How would you describe the event?
Robin – It was a community event. Neither of us live near family, where an overbearing parent could have potentially bore the brunt of the nitty- gritty party planning details. Therefore, we employed assistance from all of our amazing friends. We had friends doing photography, video, DJ, and one of our friend’s parents even took over all of the non-KFC/Little Caesars catering for FREE! When people have part to play, it makes the post-wedding pay off so much more enjoyable. There were about 160 guests from all over the country and at least half of them helped out in one way or another.
Jason – I know most people would claim that their wedding was the most fun, but I have to say we have a strong claim on that. Years later our friends tell us that was the most they ever partied at a wedding, EVER. When the DJ first announced us, I entered the room and saw no one sitting at tables – which almost freaked us out that no one came to the reception, until we saw the line wrapped around the venue for the open bar. One of our friends had to jump behind the bar to help the bartender out, and we had to send someone to buy alcohol to replenish the bar half-way through!
Was there a Honeymoon?
Robin – Yes! Two days after the wedding, we hopped on a plane heading to Venice, Italy. We actually had a day layover in Dublin, Ireland and hit up one of their gay bars. Then we went on to spend a week at a small countryside Bed & Breakfast, just outside of Venice. We usually go on vacation with an itinerary of things we need to see. For our Honeymoon, we just walked into Venice, took a different pathway each day, and ate a LOT of food. It was perfect.
Any advice to soon-to-be-married couples?
Robin – Always check in with your fiancé to make sure you’re both having fun with the whole process. Everyone calls it “the most important day of your life” and it is to a certain extent, but the real commitment is made the day you accept the proposal. The ceremony and reception is a party; a celebration of the agreement you already made. It is also a chance tell the world, “I love this person so much, I’m asking you all take a day out of your busy lives to celebrate the commitment we’ve made.” If you’re not having fun doing this – go to the courthouse. Only you know what’s right for you.

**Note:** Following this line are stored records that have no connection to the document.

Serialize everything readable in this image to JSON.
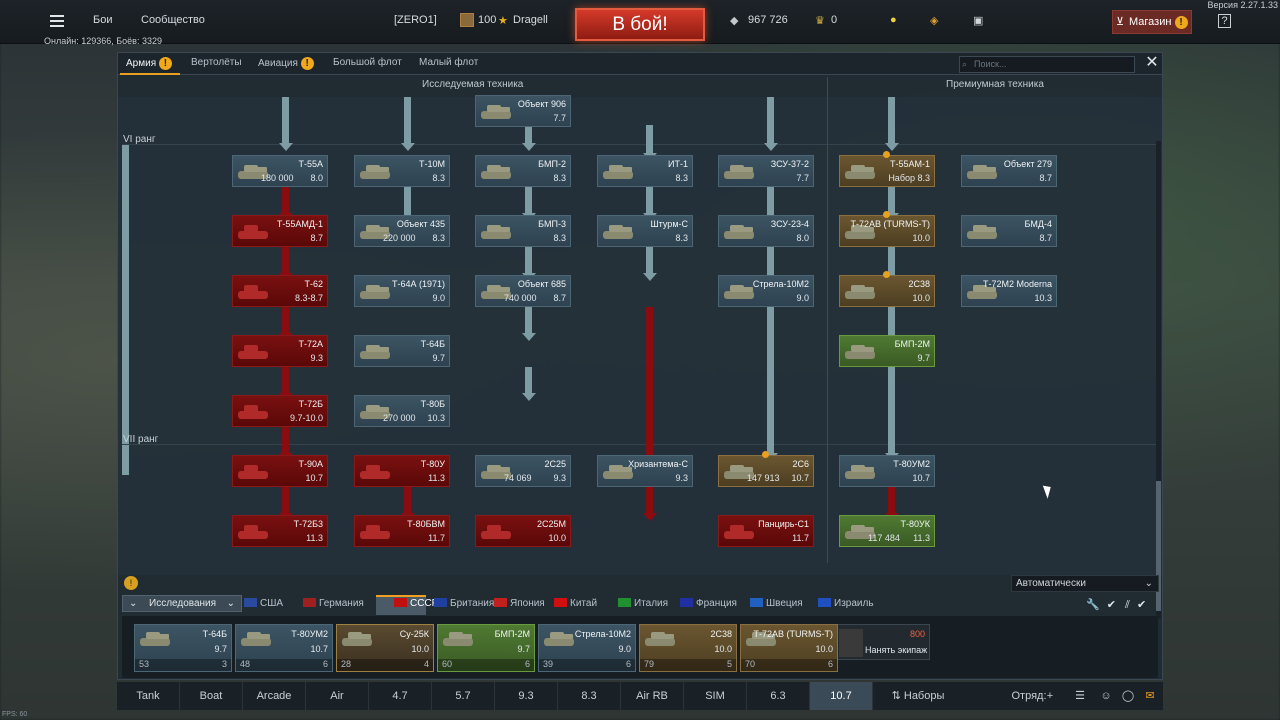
{
  "version": "Версия 2.27.1.33",
  "top": {
    "menu_battles": "Бои",
    "menu_community": "Сообщество",
    "clan_tag": "[ZERO1]",
    "level": "100",
    "nickname": "Dragell",
    "fight_button": "В бой!",
    "silver_lions": "967 726",
    "golden_eagles": "0",
    "shop": "Магазин",
    "help": "?"
  },
  "online": "Онлайн: 129366, Боёв: 3329",
  "tabs": [
    {
      "label": "Армия",
      "active": true,
      "alert": true
    },
    {
      "label": "Вертолёты"
    },
    {
      "label": "Авиация",
      "alert": true
    },
    {
      "label": "Большой флот"
    },
    {
      "label": "Малый флот"
    }
  ],
  "search_placeholder": "Поиск...",
  "headers": {
    "researched": "Исследуемая техника",
    "premium": "Премиумная техника"
  },
  "ranks": [
    "VI ранг",
    "VII ранг"
  ],
  "vehicles": [
    {
      "name": "Объект 906",
      "br": "7.7",
      "type": "normal"
    },
    {
      "name": "Т-55А",
      "cost": "180 000",
      "br": "8.0",
      "type": "normal"
    },
    {
      "name": "Т-10М",
      "br": "8.3",
      "type": "normal"
    },
    {
      "name": "БМП-2",
      "br": "8.3",
      "type": "normal"
    },
    {
      "name": "ИТ-1",
      "br": "8.3",
      "type": "normal"
    },
    {
      "name": "ЗСУ-37-2",
      "br": "7.7",
      "type": "normal"
    },
    {
      "name": "Т-55АМ-1",
      "br": "Набор 8.3",
      "type": "gold"
    },
    {
      "name": "Объект 279",
      "br": "8.7",
      "type": "normal"
    },
    {
      "name": "Т-55АМД-1",
      "br": "8.7",
      "type": "red"
    },
    {
      "name": "Объект 435",
      "cost": "220 000",
      "br": "8.3",
      "type": "normal"
    },
    {
      "name": "БМП-3",
      "br": "8.3",
      "type": "normal"
    },
    {
      "name": "Штурм-С",
      "br": "8.3",
      "type": "normal"
    },
    {
      "name": "ЗСУ-23-4",
      "br": "8.0",
      "type": "normal"
    },
    {
      "name": "Т-72АВ (TURMS-T)",
      "br": "10.0",
      "type": "gold"
    },
    {
      "name": "БМД-4",
      "br": "8.7",
      "type": "normal"
    },
    {
      "name": "Т-62",
      "br": "8.3-8.7",
      "type": "red"
    },
    {
      "name": "Т-64А (1971)",
      "br": "9.0",
      "type": "normal"
    },
    {
      "name": "Объект 685",
      "cost": "740 000",
      "br": "8.7",
      "type": "normal"
    },
    {
      "name": "Стрела-10М2",
      "br": "9.0",
      "type": "normal"
    },
    {
      "name": "2С38",
      "br": "10.0",
      "type": "gold"
    },
    {
      "name": "Т-72М2 Moderna",
      "br": "10.3",
      "type": "normal"
    },
    {
      "name": "Т-72А",
      "br": "9.3",
      "type": "red"
    },
    {
      "name": "Т-64Б",
      "br": "9.7",
      "type": "normal"
    },
    {
      "name": "БМП-2М",
      "br": "9.7",
      "type": "green"
    },
    {
      "name": "Т-72Б",
      "br": "9.7-10.0",
      "type": "red"
    },
    {
      "name": "Т-80Б",
      "cost": "270 000",
      "br": "10.3",
      "type": "normal"
    },
    {
      "name": "Т-90А",
      "br": "10.7",
      "type": "red"
    },
    {
      "name": "Т-80У",
      "br": "11.3",
      "type": "red"
    },
    {
      "name": "2С25",
      "cost": "74 069",
      "br": "9.3",
      "type": "normal"
    },
    {
      "name": "Хризантема-С",
      "br": "9.3",
      "type": "normal"
    },
    {
      "name": "2С6",
      "cost": "147 913",
      "br": "10.7",
      "type": "gold"
    },
    {
      "name": "Т-80УМ2",
      "br": "10.7",
      "type": "normal"
    },
    {
      "name": "Т-72Б3",
      "br": "11.3",
      "type": "red"
    },
    {
      "name": "Т-80БВМ",
      "br": "11.7",
      "type": "red"
    },
    {
      "name": "2С25М",
      "br": "10.0",
      "type": "red"
    },
    {
      "name": "Панцирь-С1",
      "br": "11.7",
      "type": "red"
    },
    {
      "name": "Т-80УК",
      "cost": "117 484",
      "br": "11.3",
      "type": "green"
    }
  ],
  "autoselect": "Автоматически",
  "research_label": "Исследования",
  "nations": [
    "США",
    "Германия",
    "СССР",
    "Британия",
    "Япония",
    "Китай",
    "Италия",
    "Франция",
    "Швеция",
    "Израиль"
  ],
  "crew": [
    {
      "name": "Т-64Б",
      "br": "9.7",
      "left": "53",
      "right": "3"
    },
    {
      "name": "Т-80УМ2",
      "br": "10.7",
      "left": "48",
      "right": "6"
    },
    {
      "name": "Су-25К",
      "br": "10.0",
      "left": "28",
      "right": "4"
    },
    {
      "name": "БМП-2М",
      "br": "9.7",
      "left": "60",
      "right": "6"
    },
    {
      "name": "Стрела-10М2",
      "br": "9.0",
      "left": "39",
      "right": "6"
    },
    {
      "name": "2С38",
      "br": "10.0",
      "left": "79",
      "right": "5"
    },
    {
      "name": "Т-72АВ (TURMS-T)",
      "br": "10.0",
      "left": "70",
      "right": "6"
    }
  ],
  "hire": {
    "cost": "800",
    "label": "Нанять экипаж"
  },
  "bottom": {
    "items": [
      "Tank",
      "Boat",
      "Arcade",
      "Air",
      "4.7",
      "5.7",
      "9.3",
      "8.3",
      "Air RB",
      "SIM",
      "6.3",
      "10.7"
    ],
    "presets": "Наборы",
    "squad": "Отряд:"
  },
  "fps": "FPS: 60"
}
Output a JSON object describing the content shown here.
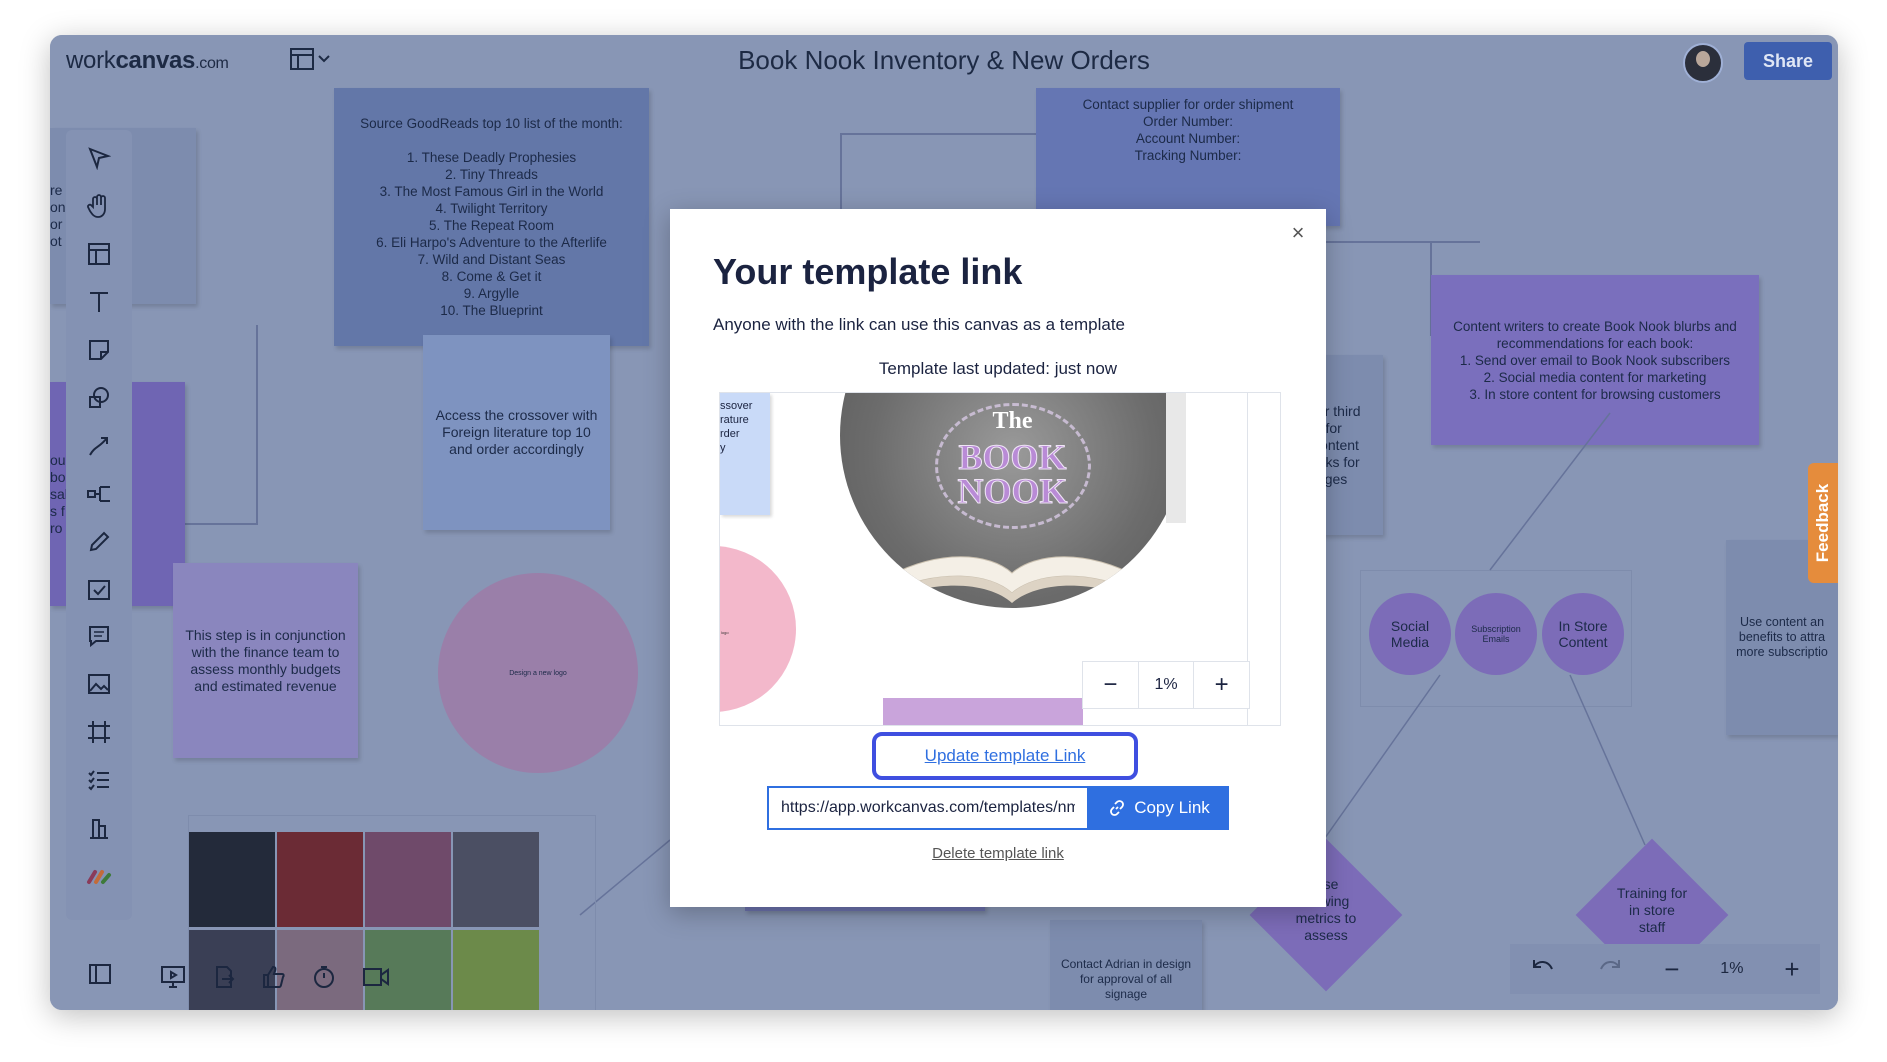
{
  "app": {
    "logo_main": "work",
    "logo_bold": "canvas",
    "logo_suffix": ".com",
    "title": "Book Nook Inventory & New Orders",
    "share_label": "Share"
  },
  "notes": {
    "goodreads": "Source GoodReads top 10 list of the month:\n\n1. These Deadly Prophesies\n2. Tiny Threads\n3. The Most Famous Girl in the World\n4. Twilight Territory\n5. The Repeat Room\n6. Eli Harpo's Adventure to the Afterlife\n7. Wild and Distant Seas\n8. Come & Get it\n9. Argylle\n10. The Blueprint",
    "supplier": "Contact supplier for order shipment\nOrder Number:\nAccount Number:\nTracking Number:",
    "crossover": "Access the crossover with Foreign literature top 10 and order accordingly",
    "finance": "This step is in conjunction with the finance team to assess monthly budgets and estimated revenue",
    "content_writers": "Content writers to create Book Nook blurbs and recommendations for each book:\n1. Send over email to Book Nook subscribers\n2. Social media content for marketing\n3. In store content for browsing customers",
    "vendor_partial": "n use our third\n/ vendor for\ntion of content\nnote books for\nn languages",
    "piles_partial": "re\non piles\nor  oks and\not  ations",
    "sales_partial": "ou  ales of\nbo\nsal  our\ns f  onth\nro  / books",
    "content_benefits": "Use content an\nbenefits to attra\nmore subscriptio",
    "adrian": "Contact Adrian in design for approval of all signage",
    "design_logo": "Design a new logo"
  },
  "circles": {
    "social": "Social\nMedia",
    "subscription": "Subscription\nEmails",
    "instore": "In Store\nContent"
  },
  "diamonds": {
    "viewing": "Use\nviewing\nmetrics to\nassess",
    "training": "Training for\nin store\nstaff"
  },
  "modal": {
    "title": "Your template link",
    "description": "Anyone with the link can use this canvas as a template",
    "updated": "Template last updated: just now",
    "preview_zoom": "1%",
    "preview_partial_note": "ssover\nrature\nrder\ny",
    "preview_tiny_label": "logo",
    "update_link": "Update template Link",
    "url_value": "https://app.workcanvas.com/templates/nmr",
    "copy_label": "Copy Link",
    "delete_link": "Delete template link",
    "close_symbol": "×"
  },
  "logo_text": {
    "the": "The",
    "book": "BOOK",
    "nook": "NOOK"
  },
  "zoom": {
    "level": "1%"
  },
  "feedback_label": "Feedback",
  "colors": {
    "canvas_overlay": "#8896b5",
    "primary_blue": "#2f6fe0",
    "highlight_ring": "#3f4fe0",
    "feedback_orange": "#e58c3c",
    "share_button": "#3e5fae"
  }
}
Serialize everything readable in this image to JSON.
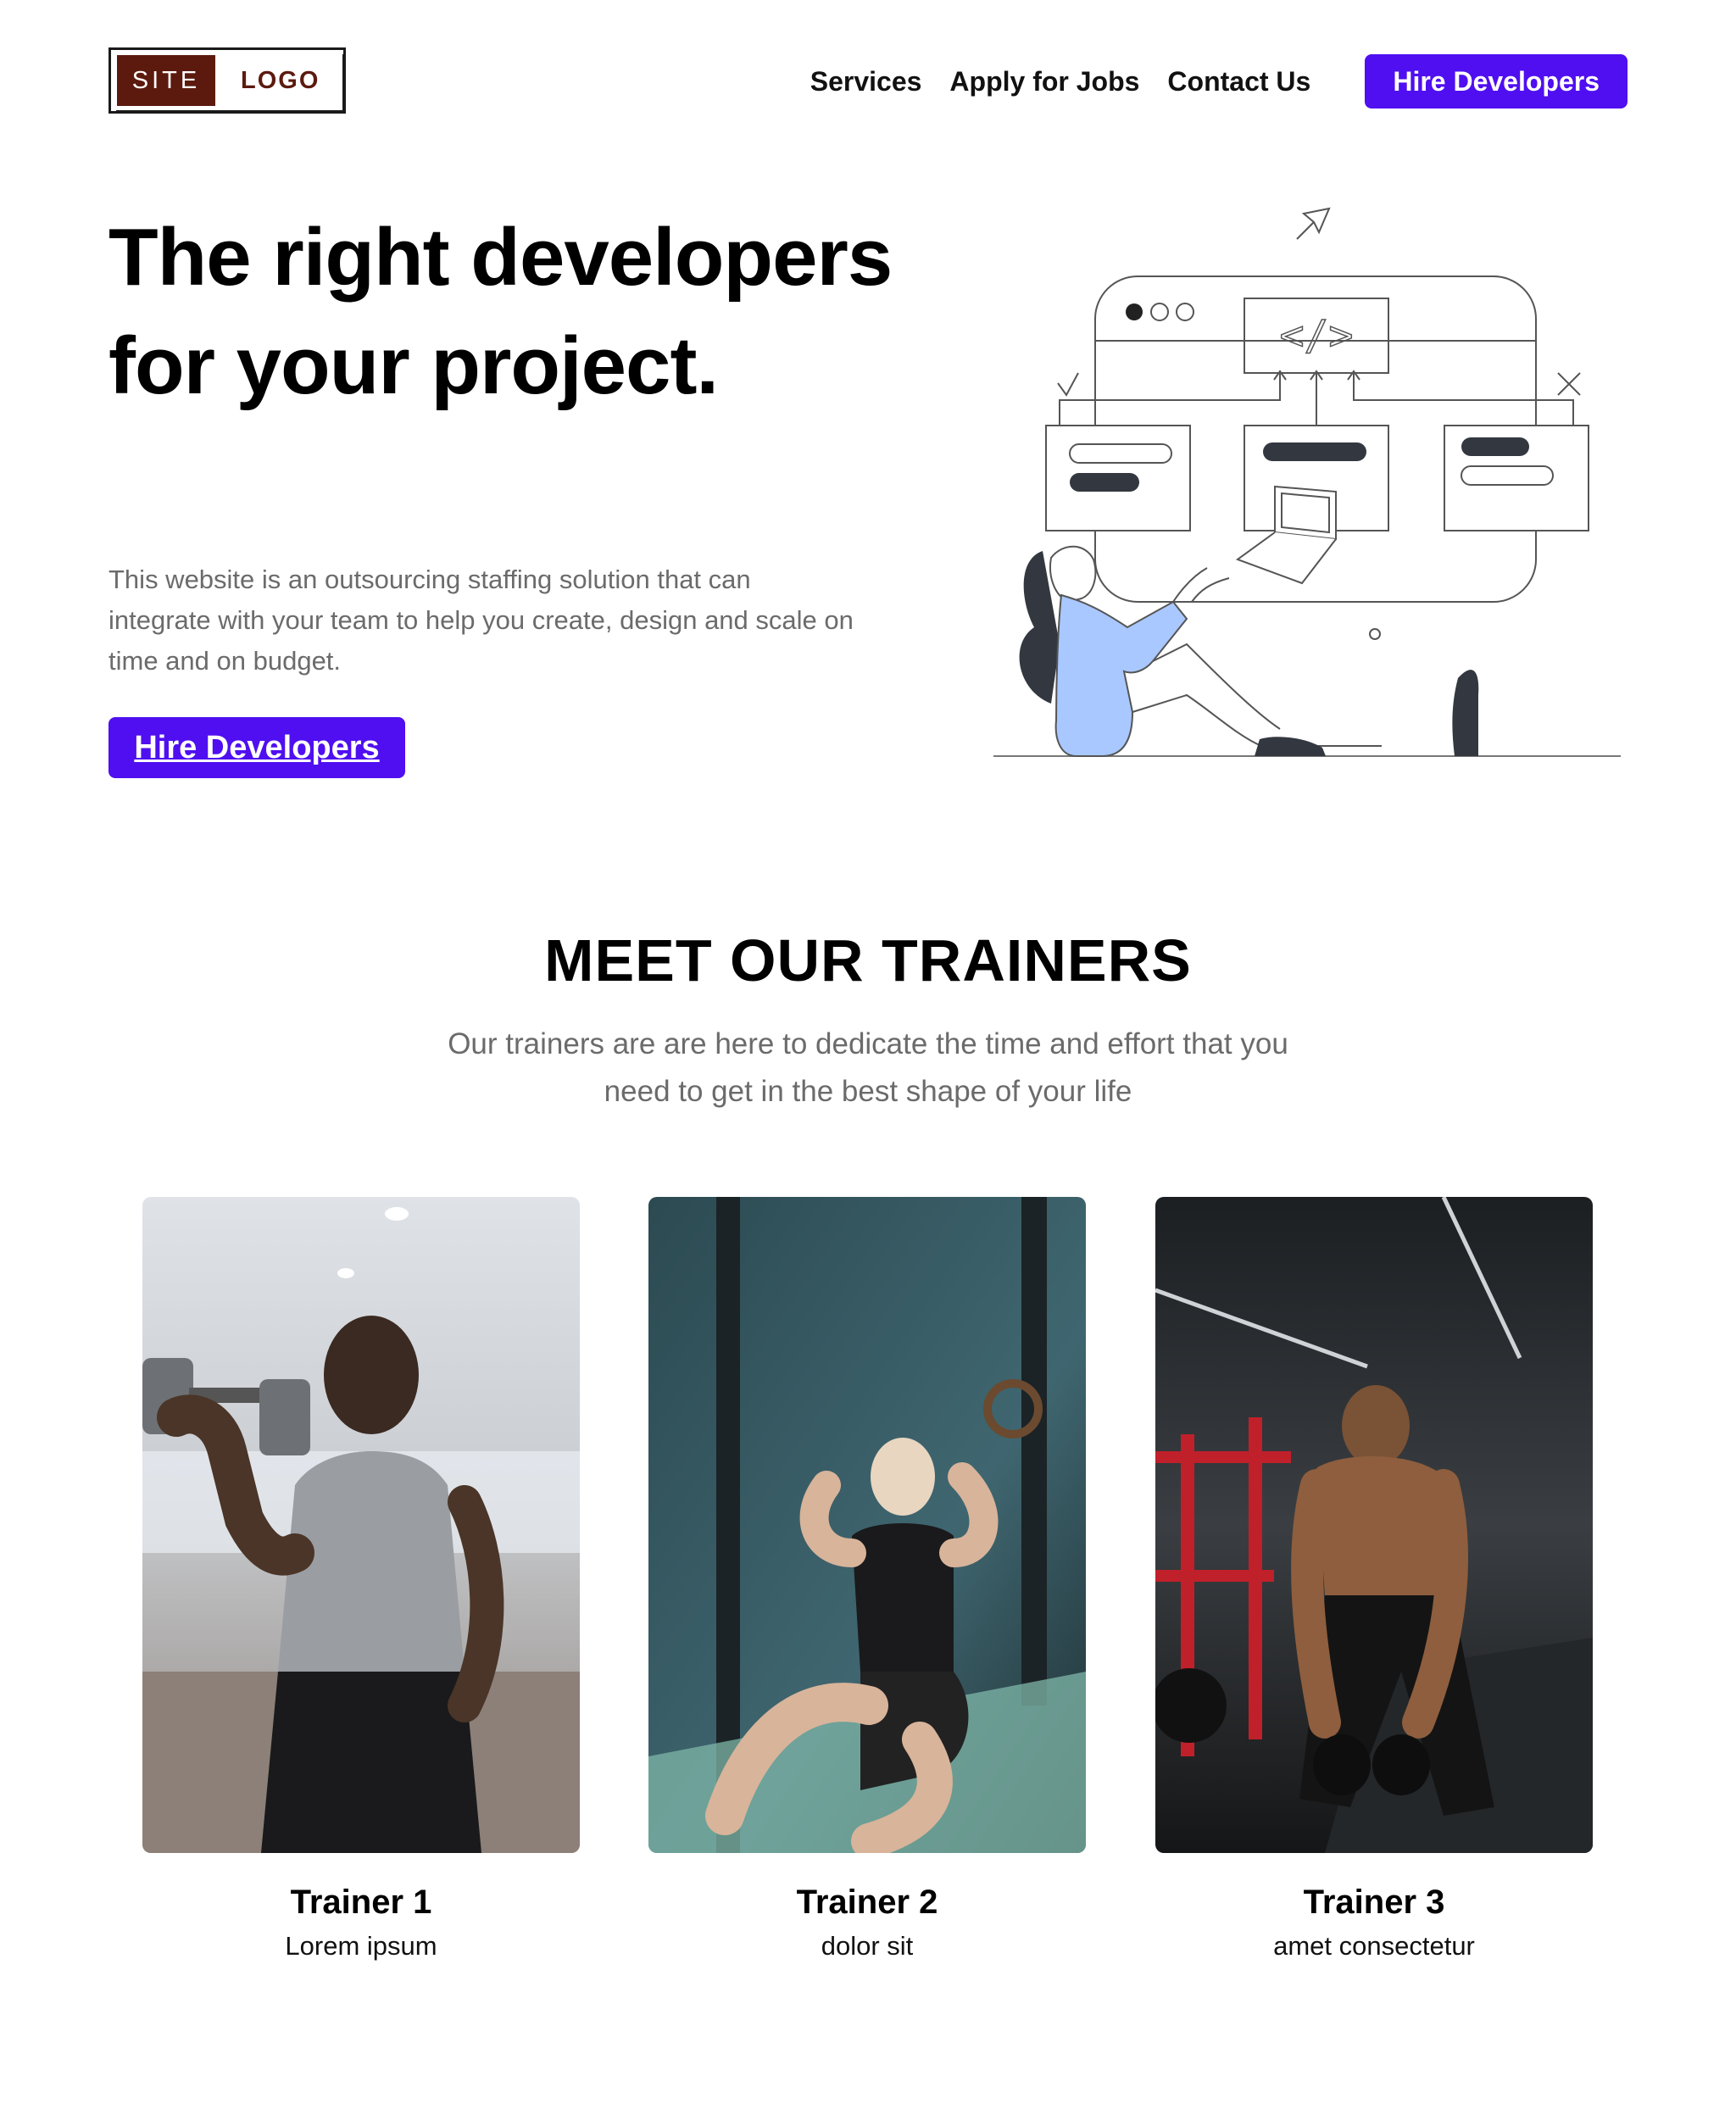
{
  "header": {
    "logo_site": "SITE",
    "logo_logo": "LOGO",
    "nav": {
      "services": "Services",
      "apply": "Apply for Jobs",
      "contact": "Contact Us",
      "hire": "Hire Developers"
    }
  },
  "hero": {
    "title": "The right developers for your project.",
    "description": "This website is an outsourcing staffing solution that can integrate with your team to help you create, design and scale on time and on budget.",
    "cta": "Hire Developers",
    "illustration_code_label": "</>"
  },
  "trainers": {
    "title": "MEET OUR TRAINERS",
    "subtitle": "Our trainers are are here to dedicate the time and effort that you need to get in the best shape of your life",
    "items": [
      {
        "name": "Trainer 1",
        "role": "Lorem ipsum"
      },
      {
        "name": "Trainer 2",
        "role": "dolor sit"
      },
      {
        "name": "Trainer 3",
        "role": "amet consectetur"
      }
    ]
  },
  "colors": {
    "accent": "#4f0ff0",
    "logo_brand": "#5c1a0f",
    "muted_text": "#6b6b6b",
    "illustration_blue": "#a9c8ff"
  }
}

Also, don’t wait for society or Illinois or the President to give you the go-ahead. When it’s the right time to make a public declaration of your love, do it. Do it, and call it what it is – marriage – husbands – wives. The day before our wedding we picked up our Domestic Partnership certificate; 2 years ago we picked up our Marriage License in Iowa; in June we will get Civil Union in Illinois; but ever since our wedding ceremony in 2008 it has been called a marriage. No other word is powerful enough to describe this.
Jason – Be sure to not get wrapped up in the planning and the spectacle of the day to forget about why you are there – each other. Of course you have to mingle with everyone who attends, but be sure to check in with each other a lot and enjoy the day with each other. Be sure to not let ANYTHING ruin the mood, no matter how big the fumble. And more importantly… EAT SOMETHING… I spent so much time mingling at tables and dancing that I didn’t eat the entire day, which can very dangerous when you are drinking, to say the least.